Frequently asked questions
Is a tech rider the same as a hospitality rider?
No. A technical rider covers production requirements; hospitality covers off-stage needs. Keep the technical information easy for the crew to find.
How long should a technical rider be?
Usually one or two concise pages plus the stage plot and input list. Add detail only when it changes the production plan.
When should I send it?
Send it when the show is confirmed and follow the venue’s advance deadline. A week ahead is a useful minimum for many club dates; festivals often need it earlier.
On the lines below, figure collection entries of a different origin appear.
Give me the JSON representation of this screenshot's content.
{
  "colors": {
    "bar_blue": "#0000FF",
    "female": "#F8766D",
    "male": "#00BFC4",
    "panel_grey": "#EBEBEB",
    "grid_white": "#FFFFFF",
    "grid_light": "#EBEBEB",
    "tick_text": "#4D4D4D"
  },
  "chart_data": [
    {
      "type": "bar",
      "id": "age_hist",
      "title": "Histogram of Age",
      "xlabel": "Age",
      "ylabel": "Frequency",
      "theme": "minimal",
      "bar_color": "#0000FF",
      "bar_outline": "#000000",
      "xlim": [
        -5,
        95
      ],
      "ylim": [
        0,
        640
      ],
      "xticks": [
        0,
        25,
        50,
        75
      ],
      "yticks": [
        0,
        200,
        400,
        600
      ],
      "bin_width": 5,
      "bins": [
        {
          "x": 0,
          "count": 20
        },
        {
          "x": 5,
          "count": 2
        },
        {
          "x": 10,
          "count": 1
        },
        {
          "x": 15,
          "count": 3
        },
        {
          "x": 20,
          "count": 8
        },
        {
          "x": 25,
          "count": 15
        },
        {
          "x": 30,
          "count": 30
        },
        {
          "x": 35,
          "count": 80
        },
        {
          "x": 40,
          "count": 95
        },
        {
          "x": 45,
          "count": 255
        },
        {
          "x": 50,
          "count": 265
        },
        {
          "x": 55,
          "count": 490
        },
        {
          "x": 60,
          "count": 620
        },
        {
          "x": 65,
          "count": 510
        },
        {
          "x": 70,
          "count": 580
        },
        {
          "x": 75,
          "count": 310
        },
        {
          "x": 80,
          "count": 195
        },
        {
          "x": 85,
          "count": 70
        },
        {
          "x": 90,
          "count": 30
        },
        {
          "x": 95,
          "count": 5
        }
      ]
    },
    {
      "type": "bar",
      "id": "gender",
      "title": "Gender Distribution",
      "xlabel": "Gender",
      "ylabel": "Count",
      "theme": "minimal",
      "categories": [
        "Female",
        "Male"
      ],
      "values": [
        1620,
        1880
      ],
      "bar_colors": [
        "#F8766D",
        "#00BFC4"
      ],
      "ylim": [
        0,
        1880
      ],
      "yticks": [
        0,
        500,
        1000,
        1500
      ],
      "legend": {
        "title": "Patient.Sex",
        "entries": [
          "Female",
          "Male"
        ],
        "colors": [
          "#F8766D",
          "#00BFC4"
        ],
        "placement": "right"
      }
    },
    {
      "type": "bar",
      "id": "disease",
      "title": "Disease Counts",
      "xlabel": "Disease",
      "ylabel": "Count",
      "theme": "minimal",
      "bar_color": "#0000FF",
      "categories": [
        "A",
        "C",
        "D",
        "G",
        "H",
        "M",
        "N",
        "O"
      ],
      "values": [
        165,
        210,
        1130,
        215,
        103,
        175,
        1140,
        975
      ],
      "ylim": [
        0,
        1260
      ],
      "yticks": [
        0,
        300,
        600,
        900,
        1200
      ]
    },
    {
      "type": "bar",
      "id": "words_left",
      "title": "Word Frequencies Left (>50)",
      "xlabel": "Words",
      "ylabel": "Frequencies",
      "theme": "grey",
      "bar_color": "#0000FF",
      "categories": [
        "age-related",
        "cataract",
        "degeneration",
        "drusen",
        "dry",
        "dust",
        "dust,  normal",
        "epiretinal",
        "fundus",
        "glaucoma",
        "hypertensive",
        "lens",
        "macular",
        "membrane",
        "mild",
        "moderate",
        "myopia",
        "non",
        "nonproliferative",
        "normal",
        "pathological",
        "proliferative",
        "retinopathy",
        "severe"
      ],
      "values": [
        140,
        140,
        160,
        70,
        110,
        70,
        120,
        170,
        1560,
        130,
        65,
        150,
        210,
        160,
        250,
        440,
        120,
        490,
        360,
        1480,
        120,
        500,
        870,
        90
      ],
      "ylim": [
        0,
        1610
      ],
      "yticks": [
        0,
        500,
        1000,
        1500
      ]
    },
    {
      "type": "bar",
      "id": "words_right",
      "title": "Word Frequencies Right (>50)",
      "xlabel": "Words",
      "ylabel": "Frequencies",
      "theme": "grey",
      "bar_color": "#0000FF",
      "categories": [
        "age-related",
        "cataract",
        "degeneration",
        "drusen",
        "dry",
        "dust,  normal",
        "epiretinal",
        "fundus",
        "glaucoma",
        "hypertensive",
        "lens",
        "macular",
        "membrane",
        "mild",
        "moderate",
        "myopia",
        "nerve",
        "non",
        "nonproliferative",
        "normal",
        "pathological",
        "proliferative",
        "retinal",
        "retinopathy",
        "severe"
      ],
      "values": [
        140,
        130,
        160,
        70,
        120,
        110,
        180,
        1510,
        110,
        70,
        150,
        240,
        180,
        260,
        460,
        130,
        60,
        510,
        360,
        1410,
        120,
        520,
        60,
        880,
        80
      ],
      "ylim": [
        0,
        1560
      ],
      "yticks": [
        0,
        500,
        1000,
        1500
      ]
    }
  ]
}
Field workflow: turn the advice into a usable advance
A useful technical rider is a short operations document supported by the plot and input list. It explains the items that cannot be inferred from the drawings: backline ownership, power, playback redundancy, monitor format, access timing, personnel, and substitutions. Repeating every input row makes the rider longer without making it clearer.

Use this workflow
- Lead with contact, lineup, revision, and document links.
- Describe artist-supplied and requested backline.
- State monitor, playback, power, and communications requirements.
- Separate preferences from performance-critical constraints.
- Close with schedule, load-in, line-check, and substitution contacts.
Working example
A concise rider might state that the artist supplies instruments, pedalboards, playback computer, interface, stereo isolation, and IEM transmitters; the venue supplies PA, console, stage box, microphones, stands, wedges, and safe power. The attached plot and 20-channel list carry placement and patch detail.
Engineer’s note
Model-specific console demands should have a real reason such as show-file compatibility, channel capacity, required buses, or integration with a touring rack. “Digital console preferred” is not a specification. State the capability needed and let production propose an equivalent system.
Adapt it to the venue without losing the source of truth
Keep one master document for the traveling lineup, then make a deliberate venue or format revision when the stage, backline, channel capacity, monitor system, or performer count changes. Put the revision date in the file and on the page. If a venue proposes a substitution, record the accepted change in the advance thread instead of quietly turning it into a permanent requirement.
When resources are limited, reduce the plan in an agreed order. Protect the sources and outputs that carry timing, pitch, safety, and show control first; simplify preferences second. A tested mono playback feed, shared wedge plan, reduced drum-mic package, or alternate backline choice is useful only when the band has approved it before the changeover clock starts.
Run a two-minute production review
Read the finished package from the perspective of a technician meeting the act for the first time. Count the physical connections, identify the artist handoff points, trace private cues to their destinations, and separate facts from requests. Then compare the terminology across the plot, list, rider, cable labels, and email. A source with three different names becomes three separate troubleshooting questions.
After the show, capture only changes that will travel. Update the master for a new performer, instrument, output, monitor system, or permanent rig change. Leave one-night venue substitutions in the date notes. This keeps a useful local workaround from becoming inaccurate information on every future advance.
Final verification
- The rider adds information.
- Ownership is explicit.
- Constraints have reasons.
- Schedule assumptions are confirmed.
Ask someone who did not build the document to review it for two minutes. If they cannot identify the performers, inputs, monitor plan, ownership, and unresolved questions without coaching, revise the labels before sending it. A fast independent read is the closest rehearsal for how production will use the material.